V. Vom Geschenketausch zum Vertrag
Der Geschenketausch in den sogenannten primitiven Gesellschaften ist längst kein spontaner Tausch mehr, sondern eine in hohem Maße institutionalisierte Form der Reziprozität, die streng normierte Pflichten des Gebens, des Nehmens und Erwiderns kennt. Von der modernen Institution des Vertrages unterscheidet er sich jedoch deutlich durch die Art und Weise, in der diese Verpflichtungen die Gesamtheit der Beziehungen zwischen einzelnen Personen, Familien und größeren Gruppen ergreifen. Geben bewirkt eine unspezifizierte, persönliche Dankesschuld. Ego, der sich Alter verpflichten möchte, wird ihm daher eine Gabe aufnötigen, die dieser nicht ablehnen kann, da die Ablehnung einer Kriegserklärung gleichkommt. Wenn Alter das Geschenk annimmt und sich angemessen revanchiert, wird er damit zum Freund, der Austausch kann laufend fortgesetzt werden.

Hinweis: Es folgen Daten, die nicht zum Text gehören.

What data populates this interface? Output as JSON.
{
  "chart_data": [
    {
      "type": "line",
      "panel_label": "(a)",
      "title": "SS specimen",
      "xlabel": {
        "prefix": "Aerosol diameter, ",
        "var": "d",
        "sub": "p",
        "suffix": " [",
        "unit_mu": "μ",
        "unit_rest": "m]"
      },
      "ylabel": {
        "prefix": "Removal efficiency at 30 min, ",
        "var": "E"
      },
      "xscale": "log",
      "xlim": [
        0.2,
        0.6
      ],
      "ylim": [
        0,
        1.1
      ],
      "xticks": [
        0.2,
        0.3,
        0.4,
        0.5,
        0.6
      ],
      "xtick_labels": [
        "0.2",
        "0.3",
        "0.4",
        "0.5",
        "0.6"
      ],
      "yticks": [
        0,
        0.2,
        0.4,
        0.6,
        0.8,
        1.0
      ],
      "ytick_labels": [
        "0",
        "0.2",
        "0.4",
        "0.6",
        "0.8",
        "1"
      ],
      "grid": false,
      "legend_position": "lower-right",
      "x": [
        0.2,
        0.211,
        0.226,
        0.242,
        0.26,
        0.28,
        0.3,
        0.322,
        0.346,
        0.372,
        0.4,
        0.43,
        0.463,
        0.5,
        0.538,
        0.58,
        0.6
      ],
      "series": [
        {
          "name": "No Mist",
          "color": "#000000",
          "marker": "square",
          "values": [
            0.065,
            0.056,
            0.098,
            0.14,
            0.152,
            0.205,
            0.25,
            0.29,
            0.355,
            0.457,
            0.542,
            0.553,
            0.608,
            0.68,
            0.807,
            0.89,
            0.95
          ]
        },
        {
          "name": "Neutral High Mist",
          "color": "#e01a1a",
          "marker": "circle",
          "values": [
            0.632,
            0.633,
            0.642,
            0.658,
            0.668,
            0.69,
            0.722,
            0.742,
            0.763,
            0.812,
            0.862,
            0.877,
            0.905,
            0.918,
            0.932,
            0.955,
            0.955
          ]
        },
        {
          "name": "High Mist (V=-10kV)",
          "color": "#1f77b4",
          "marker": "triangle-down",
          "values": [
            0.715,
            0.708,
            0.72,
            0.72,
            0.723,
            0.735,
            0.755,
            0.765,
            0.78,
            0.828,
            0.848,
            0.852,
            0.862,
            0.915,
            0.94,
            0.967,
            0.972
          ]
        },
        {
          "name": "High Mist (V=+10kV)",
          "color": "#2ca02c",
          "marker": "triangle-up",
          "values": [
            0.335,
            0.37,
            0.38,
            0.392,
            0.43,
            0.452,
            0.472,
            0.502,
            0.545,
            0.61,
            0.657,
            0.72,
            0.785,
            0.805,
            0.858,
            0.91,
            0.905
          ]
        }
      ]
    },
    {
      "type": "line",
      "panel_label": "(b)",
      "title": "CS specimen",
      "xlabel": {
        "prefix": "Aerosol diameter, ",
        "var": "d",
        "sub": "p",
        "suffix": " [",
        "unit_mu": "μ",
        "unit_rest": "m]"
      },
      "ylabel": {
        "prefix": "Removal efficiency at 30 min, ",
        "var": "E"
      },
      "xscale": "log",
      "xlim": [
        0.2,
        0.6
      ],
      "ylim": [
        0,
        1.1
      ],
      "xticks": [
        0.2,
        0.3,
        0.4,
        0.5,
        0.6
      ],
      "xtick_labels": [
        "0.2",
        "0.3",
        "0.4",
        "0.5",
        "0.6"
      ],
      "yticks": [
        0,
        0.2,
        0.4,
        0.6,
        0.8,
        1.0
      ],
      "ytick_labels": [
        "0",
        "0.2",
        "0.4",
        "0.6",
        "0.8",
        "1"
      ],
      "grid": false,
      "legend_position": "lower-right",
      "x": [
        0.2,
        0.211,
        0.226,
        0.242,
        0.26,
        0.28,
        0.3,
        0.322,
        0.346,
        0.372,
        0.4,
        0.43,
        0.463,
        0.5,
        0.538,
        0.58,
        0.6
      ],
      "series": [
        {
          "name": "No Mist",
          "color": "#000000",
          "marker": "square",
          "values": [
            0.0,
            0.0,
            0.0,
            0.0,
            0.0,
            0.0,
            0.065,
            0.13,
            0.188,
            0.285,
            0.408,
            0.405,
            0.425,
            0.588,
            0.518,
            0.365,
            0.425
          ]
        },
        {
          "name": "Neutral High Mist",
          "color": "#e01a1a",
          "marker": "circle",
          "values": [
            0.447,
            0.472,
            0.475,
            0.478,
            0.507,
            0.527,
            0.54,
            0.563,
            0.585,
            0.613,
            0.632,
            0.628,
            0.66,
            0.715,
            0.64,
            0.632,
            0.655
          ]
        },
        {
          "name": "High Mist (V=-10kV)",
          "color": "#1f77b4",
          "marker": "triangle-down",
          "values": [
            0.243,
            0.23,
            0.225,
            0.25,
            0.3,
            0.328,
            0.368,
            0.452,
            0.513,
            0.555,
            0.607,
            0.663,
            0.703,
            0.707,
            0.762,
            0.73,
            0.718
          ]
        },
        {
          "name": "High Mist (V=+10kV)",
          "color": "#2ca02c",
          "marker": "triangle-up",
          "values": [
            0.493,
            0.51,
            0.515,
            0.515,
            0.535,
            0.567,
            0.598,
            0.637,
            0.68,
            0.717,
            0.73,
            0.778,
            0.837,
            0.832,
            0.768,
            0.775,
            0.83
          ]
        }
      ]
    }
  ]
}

Wer sich nicht revanchieren kann, zeigt damit seine Unterlegenheit und gehorcht künftig den Befehlen des Gebers. Das nicht endende Hin und Her von Geschenken, die im Voraus gegenständlich nicht bestimmt sind, erfasst die ganze Breite der sozialen Beziehungen. Es ist das ganze Jahr über Weihnachten (Homans 1972 S. 272). In einfachen Gesellschaften hat der Tauschakt also mehrfache (multifunktionale) Bedeutung. Er dient dem Aufbau und der Pflege einer dauerhaften sozialen Beziehung. Das hindert die Beteiligten nicht, den Wert von Leistung und Gegenleistung stets aufmerksam zu vergleichen. Aber das Verhalten der Tauschpartner wird primär bestimmt durch ihr Bestreben, eine gesellschaftliche Position zu behaupten, das eigene Prestige zu erhöhen, sich andere Menschen zu verpflichten und die Kette der Gegenseitigkeiten nicht abreißen zu lassen.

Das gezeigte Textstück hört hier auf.